Democratic leaders are billing the vote as the most important one in the last 10 years, and are warning members that defeat of the bill would deal a "crippling blow" not only to Clinton's economic program but to any presidential initiatives that come after it, Richardson said.

Rep. Dan Glickman, D-Kan., said House members told Clinton at the meeting that, despite strong feelings of party loyalty, passage will be far from "automatic" and he will have to continue to sell the package in both houses.

Several representatives suggested the President make a televised appearance to explain the plan to the public, which would give "political cover" to some members under fire for the bill's $272 billion of tax increases, said Richardson.

The President used the meeting to assure wavering Democrats that if they vote for the plan, he will not undercut them later by striking a deal in the Senate to eliminate the plan's unpopular energy tax, Glickman said.

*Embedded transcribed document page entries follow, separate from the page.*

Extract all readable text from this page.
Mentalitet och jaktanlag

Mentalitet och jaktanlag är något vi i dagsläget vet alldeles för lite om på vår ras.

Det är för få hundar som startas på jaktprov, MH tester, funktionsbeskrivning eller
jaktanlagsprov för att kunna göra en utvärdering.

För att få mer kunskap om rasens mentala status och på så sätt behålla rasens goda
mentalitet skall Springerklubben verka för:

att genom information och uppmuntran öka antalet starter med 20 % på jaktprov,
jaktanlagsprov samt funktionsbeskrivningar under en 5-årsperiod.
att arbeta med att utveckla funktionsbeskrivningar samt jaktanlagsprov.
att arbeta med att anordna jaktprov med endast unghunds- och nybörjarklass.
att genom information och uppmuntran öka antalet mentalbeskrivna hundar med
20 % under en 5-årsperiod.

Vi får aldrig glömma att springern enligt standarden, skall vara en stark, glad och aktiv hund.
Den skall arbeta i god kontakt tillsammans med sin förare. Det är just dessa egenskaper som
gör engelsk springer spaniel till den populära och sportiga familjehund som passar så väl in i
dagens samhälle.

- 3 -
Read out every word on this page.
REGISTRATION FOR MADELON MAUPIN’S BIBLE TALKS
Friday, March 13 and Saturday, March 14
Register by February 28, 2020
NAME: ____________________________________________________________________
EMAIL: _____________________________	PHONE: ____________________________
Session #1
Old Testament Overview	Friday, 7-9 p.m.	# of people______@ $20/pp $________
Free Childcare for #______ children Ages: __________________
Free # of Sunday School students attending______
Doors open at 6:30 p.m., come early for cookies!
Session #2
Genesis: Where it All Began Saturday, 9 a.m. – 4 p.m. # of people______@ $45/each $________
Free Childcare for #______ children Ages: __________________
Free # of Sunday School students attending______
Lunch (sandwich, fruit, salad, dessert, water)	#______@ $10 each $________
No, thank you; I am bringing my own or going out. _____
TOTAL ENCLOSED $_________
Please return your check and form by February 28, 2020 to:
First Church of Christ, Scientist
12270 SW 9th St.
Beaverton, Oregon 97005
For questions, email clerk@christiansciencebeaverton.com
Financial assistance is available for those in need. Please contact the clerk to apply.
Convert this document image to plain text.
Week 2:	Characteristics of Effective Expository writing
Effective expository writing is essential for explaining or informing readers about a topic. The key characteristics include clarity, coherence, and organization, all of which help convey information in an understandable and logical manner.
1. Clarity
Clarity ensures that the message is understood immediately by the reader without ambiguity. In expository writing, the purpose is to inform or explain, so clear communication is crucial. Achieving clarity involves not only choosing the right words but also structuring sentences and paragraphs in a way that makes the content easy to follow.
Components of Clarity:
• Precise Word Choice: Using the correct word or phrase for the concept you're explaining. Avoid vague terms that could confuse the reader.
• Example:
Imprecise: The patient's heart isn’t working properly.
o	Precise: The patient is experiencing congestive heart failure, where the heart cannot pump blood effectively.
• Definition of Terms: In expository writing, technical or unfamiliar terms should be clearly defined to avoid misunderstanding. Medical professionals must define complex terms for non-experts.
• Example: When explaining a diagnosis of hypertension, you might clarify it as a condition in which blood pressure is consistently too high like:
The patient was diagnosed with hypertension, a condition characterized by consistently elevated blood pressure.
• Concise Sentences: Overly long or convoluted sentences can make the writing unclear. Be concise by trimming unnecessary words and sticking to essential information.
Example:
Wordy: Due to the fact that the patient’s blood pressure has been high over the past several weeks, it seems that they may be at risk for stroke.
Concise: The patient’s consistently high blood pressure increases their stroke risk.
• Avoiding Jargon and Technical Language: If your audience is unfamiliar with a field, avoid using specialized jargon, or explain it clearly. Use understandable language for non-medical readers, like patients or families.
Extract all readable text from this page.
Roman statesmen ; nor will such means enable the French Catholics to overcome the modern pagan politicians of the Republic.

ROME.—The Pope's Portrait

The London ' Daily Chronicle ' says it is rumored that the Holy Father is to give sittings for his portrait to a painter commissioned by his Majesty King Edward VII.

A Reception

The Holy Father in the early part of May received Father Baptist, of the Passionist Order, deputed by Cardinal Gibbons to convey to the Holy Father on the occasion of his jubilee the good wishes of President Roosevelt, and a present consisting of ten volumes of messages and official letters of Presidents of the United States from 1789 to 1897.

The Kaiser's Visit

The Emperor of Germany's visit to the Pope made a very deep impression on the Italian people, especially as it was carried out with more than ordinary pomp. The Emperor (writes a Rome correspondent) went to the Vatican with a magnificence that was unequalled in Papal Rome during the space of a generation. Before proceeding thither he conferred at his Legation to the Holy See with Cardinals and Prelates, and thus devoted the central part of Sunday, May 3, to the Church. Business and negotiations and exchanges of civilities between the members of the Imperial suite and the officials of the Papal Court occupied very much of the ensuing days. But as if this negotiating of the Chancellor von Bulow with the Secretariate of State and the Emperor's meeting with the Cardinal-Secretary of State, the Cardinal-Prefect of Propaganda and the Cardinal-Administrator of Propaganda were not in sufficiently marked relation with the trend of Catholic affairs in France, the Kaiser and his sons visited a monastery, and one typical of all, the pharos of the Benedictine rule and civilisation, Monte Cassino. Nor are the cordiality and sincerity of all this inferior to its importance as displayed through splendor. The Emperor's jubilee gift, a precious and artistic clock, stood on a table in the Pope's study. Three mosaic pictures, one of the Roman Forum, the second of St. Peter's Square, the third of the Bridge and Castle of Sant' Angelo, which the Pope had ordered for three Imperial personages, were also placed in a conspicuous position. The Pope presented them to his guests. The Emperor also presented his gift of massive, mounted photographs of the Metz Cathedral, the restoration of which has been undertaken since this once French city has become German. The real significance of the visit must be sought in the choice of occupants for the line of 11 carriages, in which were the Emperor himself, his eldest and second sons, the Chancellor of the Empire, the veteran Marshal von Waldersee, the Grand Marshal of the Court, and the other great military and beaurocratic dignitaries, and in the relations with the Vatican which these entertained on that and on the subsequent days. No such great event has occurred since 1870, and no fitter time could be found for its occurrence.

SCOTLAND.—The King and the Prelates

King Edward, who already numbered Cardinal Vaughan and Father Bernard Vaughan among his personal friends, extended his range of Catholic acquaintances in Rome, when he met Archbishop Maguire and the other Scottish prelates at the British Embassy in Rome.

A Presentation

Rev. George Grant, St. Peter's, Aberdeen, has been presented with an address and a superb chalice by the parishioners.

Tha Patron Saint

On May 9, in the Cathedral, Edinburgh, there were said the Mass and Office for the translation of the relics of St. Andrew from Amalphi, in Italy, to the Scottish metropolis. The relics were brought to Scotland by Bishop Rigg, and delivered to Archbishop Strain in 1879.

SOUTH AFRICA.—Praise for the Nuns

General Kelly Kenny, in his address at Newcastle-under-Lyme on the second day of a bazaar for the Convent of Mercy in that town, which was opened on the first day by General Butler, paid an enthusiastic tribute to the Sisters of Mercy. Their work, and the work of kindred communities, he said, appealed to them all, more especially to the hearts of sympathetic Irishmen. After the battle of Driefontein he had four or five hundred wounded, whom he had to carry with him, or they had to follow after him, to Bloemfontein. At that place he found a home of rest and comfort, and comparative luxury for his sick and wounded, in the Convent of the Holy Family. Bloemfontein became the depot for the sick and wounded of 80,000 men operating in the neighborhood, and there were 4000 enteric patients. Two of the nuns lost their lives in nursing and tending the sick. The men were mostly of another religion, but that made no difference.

Such a deal is being sought by Boren and some other senators from oil-producing states. One senator who also visited the White House yesterday, Dennis DeConcini, D-Ariz., predicted that the energy tax would be reduced and modified in the Senate, while more spending cuts would be added.

Boren, who holds a swing vote on the Senate Finance Committee, last week proposed a plan that would do away with the energy tax entirely and substitute deep cuts in the entitlement programs. The proposal received support from a handful of other Senate Democrats and Republicans.

But the House leaders downplayed the significance of the Boren plan. "The bipartisan alternative doesn't have the votes. It was aimed at disrupting our vote in the House," said Richardson.

Gephardt said he believes the President's program will pass the Senate largely as proposed.